As a reaction to these processes, sociology also turned to new topics: Industrial society and service society, unemployment, poverty, mass communication, cultural change (postmaterialism, postmodernism), environmental problems, migration, urban life, gender, individualization, life courses, social change, and social milieus were the major topics of sociological research in the 1980s, which also attests to the increasing differentiation of the sociological field—both institutionally and with regard to its subject matter. This differentiation was, then again, the subject of the perception of an “identity crisis” (Beck 1982, p. 6). There were fears that sociology could “dissolve itself” in the course of parceling out specific fields of problems (Beck 1982, p. 7).
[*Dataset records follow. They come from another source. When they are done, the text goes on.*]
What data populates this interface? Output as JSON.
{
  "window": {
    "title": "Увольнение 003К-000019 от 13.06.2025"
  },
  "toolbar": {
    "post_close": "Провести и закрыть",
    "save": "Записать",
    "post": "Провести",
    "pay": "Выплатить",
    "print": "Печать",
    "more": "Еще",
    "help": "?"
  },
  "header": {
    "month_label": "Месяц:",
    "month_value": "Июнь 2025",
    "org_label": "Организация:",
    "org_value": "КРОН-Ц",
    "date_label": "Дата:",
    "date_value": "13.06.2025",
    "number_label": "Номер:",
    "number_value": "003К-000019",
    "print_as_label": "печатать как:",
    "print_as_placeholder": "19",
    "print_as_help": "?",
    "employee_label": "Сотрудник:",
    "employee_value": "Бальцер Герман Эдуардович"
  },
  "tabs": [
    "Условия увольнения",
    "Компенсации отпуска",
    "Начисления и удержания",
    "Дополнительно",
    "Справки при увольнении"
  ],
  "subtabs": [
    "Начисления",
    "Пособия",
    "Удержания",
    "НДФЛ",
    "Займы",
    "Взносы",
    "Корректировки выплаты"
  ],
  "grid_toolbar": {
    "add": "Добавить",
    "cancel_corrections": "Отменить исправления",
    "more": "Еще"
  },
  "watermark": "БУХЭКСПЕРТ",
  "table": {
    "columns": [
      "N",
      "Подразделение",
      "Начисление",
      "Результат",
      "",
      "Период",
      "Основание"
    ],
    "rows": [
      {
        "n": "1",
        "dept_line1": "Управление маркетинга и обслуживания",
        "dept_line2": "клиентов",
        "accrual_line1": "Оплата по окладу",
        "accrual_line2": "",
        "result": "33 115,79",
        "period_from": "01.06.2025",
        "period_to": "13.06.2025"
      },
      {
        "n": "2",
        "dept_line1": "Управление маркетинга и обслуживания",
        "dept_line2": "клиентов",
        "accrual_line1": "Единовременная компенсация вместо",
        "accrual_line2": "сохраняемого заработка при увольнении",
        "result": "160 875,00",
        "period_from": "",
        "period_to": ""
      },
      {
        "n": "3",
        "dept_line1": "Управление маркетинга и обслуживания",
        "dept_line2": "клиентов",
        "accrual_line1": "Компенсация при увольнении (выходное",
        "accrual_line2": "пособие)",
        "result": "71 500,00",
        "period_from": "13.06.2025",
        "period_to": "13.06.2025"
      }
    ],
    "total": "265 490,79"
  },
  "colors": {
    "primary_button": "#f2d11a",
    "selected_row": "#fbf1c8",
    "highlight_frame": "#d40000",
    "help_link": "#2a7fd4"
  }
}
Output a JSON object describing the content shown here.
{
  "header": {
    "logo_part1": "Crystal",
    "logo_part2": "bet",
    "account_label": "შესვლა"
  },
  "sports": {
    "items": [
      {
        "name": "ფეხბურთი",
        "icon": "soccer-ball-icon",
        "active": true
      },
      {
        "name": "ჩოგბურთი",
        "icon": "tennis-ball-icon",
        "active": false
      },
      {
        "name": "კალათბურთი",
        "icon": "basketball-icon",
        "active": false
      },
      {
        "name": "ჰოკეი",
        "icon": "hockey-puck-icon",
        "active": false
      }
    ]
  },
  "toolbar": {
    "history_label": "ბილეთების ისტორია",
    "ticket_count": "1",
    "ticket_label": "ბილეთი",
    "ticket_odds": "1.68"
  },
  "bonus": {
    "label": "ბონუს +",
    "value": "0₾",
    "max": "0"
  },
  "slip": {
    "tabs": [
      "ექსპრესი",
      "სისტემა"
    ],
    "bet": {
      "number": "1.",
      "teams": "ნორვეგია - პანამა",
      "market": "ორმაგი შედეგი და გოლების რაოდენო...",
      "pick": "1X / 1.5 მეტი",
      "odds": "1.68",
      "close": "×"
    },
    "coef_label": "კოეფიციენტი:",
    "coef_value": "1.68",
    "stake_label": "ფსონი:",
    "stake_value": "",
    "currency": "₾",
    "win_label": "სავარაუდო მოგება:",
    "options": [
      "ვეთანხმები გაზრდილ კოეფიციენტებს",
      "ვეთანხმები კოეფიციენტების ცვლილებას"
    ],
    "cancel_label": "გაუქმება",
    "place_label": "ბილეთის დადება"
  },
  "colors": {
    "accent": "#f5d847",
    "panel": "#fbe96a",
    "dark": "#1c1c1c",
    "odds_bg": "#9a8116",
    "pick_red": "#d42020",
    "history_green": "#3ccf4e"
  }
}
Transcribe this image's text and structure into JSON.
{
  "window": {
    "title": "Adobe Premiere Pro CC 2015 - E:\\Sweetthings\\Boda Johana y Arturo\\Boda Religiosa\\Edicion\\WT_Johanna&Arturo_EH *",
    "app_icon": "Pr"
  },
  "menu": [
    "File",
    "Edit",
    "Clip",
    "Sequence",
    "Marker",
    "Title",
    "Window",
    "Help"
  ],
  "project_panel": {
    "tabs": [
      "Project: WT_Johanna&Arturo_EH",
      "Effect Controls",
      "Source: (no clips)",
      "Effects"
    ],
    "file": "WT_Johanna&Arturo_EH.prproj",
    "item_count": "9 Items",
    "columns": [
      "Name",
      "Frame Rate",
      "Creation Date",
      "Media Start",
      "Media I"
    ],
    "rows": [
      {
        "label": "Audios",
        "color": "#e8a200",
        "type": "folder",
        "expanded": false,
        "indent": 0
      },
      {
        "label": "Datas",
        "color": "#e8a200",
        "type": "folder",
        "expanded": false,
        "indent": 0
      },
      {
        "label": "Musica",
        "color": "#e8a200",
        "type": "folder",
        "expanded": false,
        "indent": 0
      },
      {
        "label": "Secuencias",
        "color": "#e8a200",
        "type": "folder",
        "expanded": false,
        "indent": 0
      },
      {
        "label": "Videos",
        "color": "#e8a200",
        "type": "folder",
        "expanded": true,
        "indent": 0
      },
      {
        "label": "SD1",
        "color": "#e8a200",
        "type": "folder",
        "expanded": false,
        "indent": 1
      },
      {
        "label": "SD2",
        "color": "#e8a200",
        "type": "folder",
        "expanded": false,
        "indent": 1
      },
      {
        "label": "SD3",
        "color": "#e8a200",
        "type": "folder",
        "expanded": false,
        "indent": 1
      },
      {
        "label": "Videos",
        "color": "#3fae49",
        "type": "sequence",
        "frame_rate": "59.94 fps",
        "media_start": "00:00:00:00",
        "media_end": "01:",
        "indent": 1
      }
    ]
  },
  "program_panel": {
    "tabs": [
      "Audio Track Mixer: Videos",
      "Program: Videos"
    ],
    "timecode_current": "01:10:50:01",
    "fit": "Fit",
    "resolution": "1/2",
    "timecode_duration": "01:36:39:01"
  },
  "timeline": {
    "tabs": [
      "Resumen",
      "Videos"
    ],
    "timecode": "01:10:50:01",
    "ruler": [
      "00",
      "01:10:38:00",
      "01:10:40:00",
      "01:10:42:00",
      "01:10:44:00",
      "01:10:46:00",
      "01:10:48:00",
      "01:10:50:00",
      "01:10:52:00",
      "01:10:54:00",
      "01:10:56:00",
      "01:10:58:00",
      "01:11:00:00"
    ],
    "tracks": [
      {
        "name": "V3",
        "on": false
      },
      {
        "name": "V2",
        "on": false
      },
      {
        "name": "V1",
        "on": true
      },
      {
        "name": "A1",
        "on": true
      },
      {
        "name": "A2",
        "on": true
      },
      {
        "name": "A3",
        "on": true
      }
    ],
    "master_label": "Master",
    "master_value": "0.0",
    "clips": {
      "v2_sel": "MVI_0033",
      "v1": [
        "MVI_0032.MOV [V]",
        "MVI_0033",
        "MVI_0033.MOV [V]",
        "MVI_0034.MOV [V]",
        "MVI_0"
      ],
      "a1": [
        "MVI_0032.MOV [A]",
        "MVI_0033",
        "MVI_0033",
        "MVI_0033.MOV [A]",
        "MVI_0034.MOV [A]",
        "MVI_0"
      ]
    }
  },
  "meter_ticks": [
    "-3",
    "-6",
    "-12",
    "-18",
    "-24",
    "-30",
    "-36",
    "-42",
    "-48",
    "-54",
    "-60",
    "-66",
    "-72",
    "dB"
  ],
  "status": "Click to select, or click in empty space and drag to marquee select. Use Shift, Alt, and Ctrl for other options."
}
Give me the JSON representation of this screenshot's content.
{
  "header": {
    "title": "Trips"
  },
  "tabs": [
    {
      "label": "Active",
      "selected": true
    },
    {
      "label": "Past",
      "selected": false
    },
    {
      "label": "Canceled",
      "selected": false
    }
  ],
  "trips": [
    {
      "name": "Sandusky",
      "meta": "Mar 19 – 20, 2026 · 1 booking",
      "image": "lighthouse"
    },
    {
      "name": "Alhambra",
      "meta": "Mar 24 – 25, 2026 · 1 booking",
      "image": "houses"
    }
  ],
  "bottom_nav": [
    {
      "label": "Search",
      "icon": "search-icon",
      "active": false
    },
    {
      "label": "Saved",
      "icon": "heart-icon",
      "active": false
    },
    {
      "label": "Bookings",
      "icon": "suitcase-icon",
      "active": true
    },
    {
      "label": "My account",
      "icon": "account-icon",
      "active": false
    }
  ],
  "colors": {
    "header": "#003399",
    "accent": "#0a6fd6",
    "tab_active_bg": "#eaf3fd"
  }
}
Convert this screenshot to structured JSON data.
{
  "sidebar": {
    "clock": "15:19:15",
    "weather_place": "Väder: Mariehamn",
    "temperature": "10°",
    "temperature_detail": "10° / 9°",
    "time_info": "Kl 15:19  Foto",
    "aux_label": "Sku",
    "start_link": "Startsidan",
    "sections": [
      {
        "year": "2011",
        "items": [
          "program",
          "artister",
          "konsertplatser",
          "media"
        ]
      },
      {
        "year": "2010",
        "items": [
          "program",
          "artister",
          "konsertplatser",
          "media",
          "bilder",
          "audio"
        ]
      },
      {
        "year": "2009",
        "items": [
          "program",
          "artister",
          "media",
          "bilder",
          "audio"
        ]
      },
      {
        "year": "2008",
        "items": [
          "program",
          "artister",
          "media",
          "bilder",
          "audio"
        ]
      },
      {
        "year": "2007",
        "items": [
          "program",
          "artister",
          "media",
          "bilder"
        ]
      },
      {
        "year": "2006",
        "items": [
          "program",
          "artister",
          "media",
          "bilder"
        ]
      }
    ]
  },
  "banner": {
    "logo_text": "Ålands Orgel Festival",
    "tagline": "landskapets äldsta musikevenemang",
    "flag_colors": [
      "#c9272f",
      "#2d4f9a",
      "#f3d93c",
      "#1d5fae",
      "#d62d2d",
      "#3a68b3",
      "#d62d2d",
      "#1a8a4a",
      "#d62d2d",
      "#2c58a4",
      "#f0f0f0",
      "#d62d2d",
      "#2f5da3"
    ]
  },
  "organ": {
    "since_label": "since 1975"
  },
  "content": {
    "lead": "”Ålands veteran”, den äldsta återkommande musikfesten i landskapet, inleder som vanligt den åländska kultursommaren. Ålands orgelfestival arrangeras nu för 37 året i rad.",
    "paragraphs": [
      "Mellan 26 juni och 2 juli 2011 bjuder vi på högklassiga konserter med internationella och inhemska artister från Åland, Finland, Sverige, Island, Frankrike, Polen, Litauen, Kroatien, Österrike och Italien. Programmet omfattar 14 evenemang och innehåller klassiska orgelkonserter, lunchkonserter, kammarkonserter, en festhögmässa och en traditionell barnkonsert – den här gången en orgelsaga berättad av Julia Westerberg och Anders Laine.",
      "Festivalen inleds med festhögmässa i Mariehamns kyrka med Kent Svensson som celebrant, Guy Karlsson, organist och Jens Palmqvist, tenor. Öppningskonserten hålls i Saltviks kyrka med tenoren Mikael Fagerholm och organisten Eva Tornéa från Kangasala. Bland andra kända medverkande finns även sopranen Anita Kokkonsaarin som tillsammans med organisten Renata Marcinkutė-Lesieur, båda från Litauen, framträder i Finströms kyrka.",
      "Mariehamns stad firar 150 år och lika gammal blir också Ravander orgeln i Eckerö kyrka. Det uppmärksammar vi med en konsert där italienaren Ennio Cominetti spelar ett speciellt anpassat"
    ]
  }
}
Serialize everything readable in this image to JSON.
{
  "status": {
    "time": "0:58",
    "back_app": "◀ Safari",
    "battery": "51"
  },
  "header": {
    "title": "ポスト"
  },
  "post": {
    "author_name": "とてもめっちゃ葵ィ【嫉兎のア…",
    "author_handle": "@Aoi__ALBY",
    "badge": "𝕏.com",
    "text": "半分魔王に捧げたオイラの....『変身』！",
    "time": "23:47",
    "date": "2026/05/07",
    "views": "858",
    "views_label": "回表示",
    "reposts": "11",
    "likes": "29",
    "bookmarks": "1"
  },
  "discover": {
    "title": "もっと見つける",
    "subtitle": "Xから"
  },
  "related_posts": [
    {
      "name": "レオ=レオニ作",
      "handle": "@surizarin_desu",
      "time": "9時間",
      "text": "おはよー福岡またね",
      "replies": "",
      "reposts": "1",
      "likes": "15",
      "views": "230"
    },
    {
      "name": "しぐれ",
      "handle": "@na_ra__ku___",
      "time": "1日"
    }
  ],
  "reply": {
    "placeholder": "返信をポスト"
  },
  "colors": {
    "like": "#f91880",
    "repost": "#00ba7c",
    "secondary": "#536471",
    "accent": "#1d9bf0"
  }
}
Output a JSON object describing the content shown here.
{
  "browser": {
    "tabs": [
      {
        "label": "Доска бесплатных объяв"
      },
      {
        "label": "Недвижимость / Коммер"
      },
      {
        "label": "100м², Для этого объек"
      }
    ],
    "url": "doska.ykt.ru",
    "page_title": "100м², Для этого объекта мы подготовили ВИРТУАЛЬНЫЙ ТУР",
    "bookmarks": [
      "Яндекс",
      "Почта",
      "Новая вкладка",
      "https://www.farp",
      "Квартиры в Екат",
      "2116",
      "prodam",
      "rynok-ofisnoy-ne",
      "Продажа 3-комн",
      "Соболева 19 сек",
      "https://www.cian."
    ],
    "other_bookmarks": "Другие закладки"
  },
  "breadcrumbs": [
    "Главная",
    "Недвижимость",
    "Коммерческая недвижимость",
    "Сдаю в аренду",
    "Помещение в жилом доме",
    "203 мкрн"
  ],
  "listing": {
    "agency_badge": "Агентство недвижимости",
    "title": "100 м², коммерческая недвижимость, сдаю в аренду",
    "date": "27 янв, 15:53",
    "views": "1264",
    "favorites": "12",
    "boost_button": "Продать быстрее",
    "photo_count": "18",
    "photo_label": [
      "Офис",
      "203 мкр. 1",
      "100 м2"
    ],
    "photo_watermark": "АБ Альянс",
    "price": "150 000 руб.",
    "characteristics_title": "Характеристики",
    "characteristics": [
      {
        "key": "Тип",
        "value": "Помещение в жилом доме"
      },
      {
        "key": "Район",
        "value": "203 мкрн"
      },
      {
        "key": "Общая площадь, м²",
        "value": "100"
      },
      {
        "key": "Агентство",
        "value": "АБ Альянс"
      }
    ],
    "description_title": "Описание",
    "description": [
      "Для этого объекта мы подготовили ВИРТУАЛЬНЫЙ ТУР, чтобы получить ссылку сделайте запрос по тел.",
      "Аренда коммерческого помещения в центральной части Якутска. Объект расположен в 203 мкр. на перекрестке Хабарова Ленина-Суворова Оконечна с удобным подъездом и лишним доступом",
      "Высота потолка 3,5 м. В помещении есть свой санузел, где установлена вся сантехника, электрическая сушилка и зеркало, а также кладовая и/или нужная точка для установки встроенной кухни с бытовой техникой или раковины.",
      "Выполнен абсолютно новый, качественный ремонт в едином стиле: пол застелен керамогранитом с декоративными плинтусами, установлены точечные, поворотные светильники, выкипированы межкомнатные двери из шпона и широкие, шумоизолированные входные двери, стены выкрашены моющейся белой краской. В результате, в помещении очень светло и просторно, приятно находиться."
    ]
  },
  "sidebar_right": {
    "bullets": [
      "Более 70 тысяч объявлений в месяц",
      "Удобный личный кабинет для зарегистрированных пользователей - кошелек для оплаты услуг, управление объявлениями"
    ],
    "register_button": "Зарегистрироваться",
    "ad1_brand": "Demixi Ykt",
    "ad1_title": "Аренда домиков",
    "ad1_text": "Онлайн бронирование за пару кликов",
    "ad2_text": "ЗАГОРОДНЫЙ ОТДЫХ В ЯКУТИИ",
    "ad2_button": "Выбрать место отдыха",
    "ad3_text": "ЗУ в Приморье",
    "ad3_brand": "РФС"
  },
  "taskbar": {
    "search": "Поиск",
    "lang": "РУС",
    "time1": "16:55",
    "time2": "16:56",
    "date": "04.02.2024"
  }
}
The atmosphere of crisis was intensified by the fact that the number of sociology students stagnated in the 1980s (Stockmann 2002, p. 239) and the number of sociological staff at the universities decreased (Lamnek 1991, p. 715).

As the discourse on identity and postmodernism made clear, the belief that sociology would facilitate progress and plannability diminished ever more. Doubts regarding the potential of sociology and its practical application arose. These doubts led to numerous debates on the relationship between theory and practice (Neun 2016) and to reflections on the utilization of sociological knowledge (Beck 1974; Beck 1982; Beck and Bonß 1989). These controversies were influenced by American discussions from the 1960s (cf. Neun 2016, p. 335). In retrospect, they appear to be an early step in the direction of current discussions about “public sociology” in Germany.

As far as social research is concerned, the 1980s marked the end of its growth and heyday. Sociology and social research had successfully established and institutionalized themselves in Germany. As contemporaries noted, the social sciences had become a “normal science” (Weischer 2004, p. 375). At times, sociology was so successful that sociological knowledge had become common knowledge or was widely received in other academic disciplines. The downside of this, however, was that a broad sociologization and expansion up to the everyday use of sociological terms simultaneously threatened the status of sociology as an independent discipline (cf. Weischer 2004, p. 377; Moebius 2009).

Everything changed after 1989: The collapse of the Eastern Bloc, the fall of the Berlin Wall, and the German reunification led to massive ruptures and great transformations in sociology in both Germanies. In addition, a generational change took place. The sociologists born before 1930 retired. As Lepsius (2017h, p. 367) showed, 25% of the 400 professorial positions had to be filled. This also contributed to the great transformation of sociology in the 1990s.